Week 1: VAEs, GANs & Latent Space Representations
Master generative modeling: Variational Autoencoders, Generative Adversarial Networks, Diffusion Models, and Flow-based models — theory and PyTorch implementation.
- Derive the VAE evidence lower bound (ELBO)
- Train a GAN and understand mode collapse
- Implement a DDPM diffusion model
- Visualize and interpolate in latent spaces
This first lecture establishes the foundational framework for Generative Models. By the end of this session, you will have the conceptual grounding and practical starting point needed for the rest of the course.
Key Concepts
The lecture introduces the four main pillars of this course: Autoencoders & Latent Representations, Variational Autoencoders (VAE) & ELBO, Generative Adversarial Networks (GAN), Diffusion Models: DDPM & Score Matching. Each will be explored in depth over the 14-week curriculum, with hands-on projects reinforcing theory at every stage.
This Week's Focus
Focus on mastering: Autoencoders & Latent Representations and Variational Autoencoders (VAE) & ELBO. These are the prerequisites for everything in Week 2. The concepts build on each other — do not skip the practice exercises.
AI303 Project 1: Conditional Image Generator
Build a conditional GAN (cGAN) or conditional VAE that generates images conditioned on class labels.

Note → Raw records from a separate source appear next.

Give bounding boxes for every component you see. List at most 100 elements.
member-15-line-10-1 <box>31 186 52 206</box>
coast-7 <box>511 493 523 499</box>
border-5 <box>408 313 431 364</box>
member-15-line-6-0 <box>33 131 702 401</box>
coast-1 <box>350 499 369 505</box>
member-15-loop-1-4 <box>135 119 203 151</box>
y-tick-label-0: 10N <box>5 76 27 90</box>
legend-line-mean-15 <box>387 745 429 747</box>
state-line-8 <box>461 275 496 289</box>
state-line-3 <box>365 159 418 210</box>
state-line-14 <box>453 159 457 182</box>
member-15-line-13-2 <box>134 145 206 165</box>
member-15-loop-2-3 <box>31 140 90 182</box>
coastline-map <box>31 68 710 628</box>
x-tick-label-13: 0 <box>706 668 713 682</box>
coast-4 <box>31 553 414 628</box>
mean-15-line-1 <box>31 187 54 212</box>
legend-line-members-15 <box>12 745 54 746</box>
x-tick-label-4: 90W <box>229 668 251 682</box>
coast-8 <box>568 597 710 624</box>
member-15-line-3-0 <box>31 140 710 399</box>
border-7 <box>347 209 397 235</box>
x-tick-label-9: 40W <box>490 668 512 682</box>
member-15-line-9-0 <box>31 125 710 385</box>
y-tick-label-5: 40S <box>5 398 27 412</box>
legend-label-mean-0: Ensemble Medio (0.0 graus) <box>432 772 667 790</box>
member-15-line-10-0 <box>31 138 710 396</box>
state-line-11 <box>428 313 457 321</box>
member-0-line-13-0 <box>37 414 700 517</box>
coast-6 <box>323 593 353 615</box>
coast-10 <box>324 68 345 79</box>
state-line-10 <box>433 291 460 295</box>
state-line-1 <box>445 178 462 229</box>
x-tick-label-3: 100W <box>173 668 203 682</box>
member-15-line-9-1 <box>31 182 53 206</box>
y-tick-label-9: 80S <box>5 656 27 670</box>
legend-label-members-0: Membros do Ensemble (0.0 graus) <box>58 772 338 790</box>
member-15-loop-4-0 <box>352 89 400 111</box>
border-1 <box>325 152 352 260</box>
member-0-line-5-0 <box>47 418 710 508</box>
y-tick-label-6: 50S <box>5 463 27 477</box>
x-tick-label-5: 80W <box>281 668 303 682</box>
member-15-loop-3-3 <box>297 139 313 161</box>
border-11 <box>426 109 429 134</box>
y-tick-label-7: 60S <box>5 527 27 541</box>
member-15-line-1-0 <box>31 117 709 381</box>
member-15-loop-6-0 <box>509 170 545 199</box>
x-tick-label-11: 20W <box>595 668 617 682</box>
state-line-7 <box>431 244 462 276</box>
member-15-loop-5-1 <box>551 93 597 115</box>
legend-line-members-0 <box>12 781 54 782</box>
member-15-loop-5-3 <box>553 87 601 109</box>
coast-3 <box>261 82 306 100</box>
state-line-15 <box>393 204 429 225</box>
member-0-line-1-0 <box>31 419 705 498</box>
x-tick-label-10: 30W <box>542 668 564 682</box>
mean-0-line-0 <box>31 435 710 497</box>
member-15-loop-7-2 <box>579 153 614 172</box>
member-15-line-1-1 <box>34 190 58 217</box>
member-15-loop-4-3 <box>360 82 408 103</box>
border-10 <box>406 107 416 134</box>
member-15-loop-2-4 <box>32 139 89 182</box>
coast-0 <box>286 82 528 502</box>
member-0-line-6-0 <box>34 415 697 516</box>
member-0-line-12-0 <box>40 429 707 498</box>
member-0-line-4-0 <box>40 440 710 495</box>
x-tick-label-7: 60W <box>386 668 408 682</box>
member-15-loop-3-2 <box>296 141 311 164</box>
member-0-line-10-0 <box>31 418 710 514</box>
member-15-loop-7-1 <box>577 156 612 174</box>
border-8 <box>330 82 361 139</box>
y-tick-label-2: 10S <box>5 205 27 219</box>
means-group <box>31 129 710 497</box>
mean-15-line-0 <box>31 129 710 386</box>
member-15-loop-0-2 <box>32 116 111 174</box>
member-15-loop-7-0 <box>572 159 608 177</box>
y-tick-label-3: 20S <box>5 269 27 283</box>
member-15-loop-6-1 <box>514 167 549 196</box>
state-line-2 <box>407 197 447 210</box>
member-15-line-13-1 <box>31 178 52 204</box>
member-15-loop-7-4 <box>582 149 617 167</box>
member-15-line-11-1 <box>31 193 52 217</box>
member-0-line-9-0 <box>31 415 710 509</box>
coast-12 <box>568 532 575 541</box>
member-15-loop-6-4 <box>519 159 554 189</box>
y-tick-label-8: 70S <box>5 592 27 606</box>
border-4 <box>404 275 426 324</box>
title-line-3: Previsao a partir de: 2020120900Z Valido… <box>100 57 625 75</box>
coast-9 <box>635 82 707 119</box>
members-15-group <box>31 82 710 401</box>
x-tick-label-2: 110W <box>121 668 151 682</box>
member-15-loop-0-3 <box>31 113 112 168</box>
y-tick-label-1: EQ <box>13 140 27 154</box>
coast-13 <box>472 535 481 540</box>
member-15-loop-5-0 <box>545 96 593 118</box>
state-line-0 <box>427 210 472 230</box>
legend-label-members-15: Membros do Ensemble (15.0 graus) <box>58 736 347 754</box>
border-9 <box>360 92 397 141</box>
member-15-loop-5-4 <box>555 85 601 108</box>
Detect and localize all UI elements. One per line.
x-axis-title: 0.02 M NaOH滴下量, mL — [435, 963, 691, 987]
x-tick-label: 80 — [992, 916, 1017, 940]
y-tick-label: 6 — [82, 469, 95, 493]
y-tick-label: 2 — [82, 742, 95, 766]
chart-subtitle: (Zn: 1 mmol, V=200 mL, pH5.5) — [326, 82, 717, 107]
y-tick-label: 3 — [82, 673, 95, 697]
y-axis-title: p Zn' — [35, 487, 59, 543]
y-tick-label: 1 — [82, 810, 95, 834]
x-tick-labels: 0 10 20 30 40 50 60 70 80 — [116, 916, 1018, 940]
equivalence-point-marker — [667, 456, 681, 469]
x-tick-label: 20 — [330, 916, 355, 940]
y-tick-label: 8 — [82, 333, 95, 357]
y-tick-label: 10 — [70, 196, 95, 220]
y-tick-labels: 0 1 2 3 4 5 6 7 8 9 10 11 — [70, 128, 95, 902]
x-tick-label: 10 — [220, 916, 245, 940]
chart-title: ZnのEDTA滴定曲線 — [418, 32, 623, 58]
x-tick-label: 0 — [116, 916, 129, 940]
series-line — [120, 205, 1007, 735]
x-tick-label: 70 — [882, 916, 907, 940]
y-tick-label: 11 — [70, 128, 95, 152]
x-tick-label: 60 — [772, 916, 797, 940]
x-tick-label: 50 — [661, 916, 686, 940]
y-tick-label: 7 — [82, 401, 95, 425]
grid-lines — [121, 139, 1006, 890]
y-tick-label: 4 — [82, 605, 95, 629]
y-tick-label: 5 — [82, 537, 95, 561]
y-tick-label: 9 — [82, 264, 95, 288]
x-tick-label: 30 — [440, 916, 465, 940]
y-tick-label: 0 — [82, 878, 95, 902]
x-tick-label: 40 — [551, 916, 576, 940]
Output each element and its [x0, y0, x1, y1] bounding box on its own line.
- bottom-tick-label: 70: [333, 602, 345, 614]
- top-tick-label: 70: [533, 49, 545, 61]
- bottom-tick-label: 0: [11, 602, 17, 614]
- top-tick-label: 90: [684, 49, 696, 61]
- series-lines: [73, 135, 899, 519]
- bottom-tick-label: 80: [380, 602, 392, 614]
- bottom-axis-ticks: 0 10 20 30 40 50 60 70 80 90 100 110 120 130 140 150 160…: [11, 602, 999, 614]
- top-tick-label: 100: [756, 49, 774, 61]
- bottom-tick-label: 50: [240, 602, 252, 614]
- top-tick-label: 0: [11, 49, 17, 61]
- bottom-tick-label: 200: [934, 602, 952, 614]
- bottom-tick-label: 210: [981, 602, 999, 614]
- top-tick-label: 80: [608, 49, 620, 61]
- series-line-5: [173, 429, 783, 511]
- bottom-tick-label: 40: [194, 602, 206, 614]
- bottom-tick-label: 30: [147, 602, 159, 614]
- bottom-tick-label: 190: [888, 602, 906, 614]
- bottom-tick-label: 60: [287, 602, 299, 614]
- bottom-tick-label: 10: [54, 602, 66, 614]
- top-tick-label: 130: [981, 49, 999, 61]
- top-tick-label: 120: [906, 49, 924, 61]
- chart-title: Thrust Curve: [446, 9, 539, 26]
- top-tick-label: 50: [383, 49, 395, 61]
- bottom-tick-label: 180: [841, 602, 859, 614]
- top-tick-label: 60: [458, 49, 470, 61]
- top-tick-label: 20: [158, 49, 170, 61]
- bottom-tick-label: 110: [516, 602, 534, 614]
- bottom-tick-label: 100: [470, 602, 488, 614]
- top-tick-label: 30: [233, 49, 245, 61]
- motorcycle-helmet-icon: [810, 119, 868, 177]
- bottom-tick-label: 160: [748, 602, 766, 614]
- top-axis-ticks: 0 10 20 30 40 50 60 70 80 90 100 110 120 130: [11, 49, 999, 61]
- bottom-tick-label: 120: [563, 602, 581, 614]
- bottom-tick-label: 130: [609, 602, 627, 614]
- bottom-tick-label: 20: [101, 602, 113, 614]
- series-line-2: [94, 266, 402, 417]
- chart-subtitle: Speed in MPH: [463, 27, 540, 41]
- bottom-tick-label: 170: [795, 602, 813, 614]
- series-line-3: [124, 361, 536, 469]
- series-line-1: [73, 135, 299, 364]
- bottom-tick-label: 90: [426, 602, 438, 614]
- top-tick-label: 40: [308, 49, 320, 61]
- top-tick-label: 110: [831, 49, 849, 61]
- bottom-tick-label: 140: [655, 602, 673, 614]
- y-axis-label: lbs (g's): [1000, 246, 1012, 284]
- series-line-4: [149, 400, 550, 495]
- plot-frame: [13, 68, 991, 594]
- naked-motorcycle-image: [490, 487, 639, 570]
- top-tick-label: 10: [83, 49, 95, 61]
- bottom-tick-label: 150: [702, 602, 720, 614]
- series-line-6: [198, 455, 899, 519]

Train on CIFAR-10 or CelebA. Evaluate with FID and Inception Score.
- cGAN or cVAE PyTorch implementation
- Latent space visualization (t-SNE / UMAP)
- FID score and Inception Score evaluation
- Interpolation and conditional generation samples
These represent the style and difficulty of questions you'll see on the midterm and final. Start thinking about them now.
Derive the ELBO for a VAE. What does each term (reconstruction + KL) represent?
What is mode collapse in GANs? Describe two training techniques that mitigate it.
Explain the score function in score-based diffusion models. How does it relate to DDPM?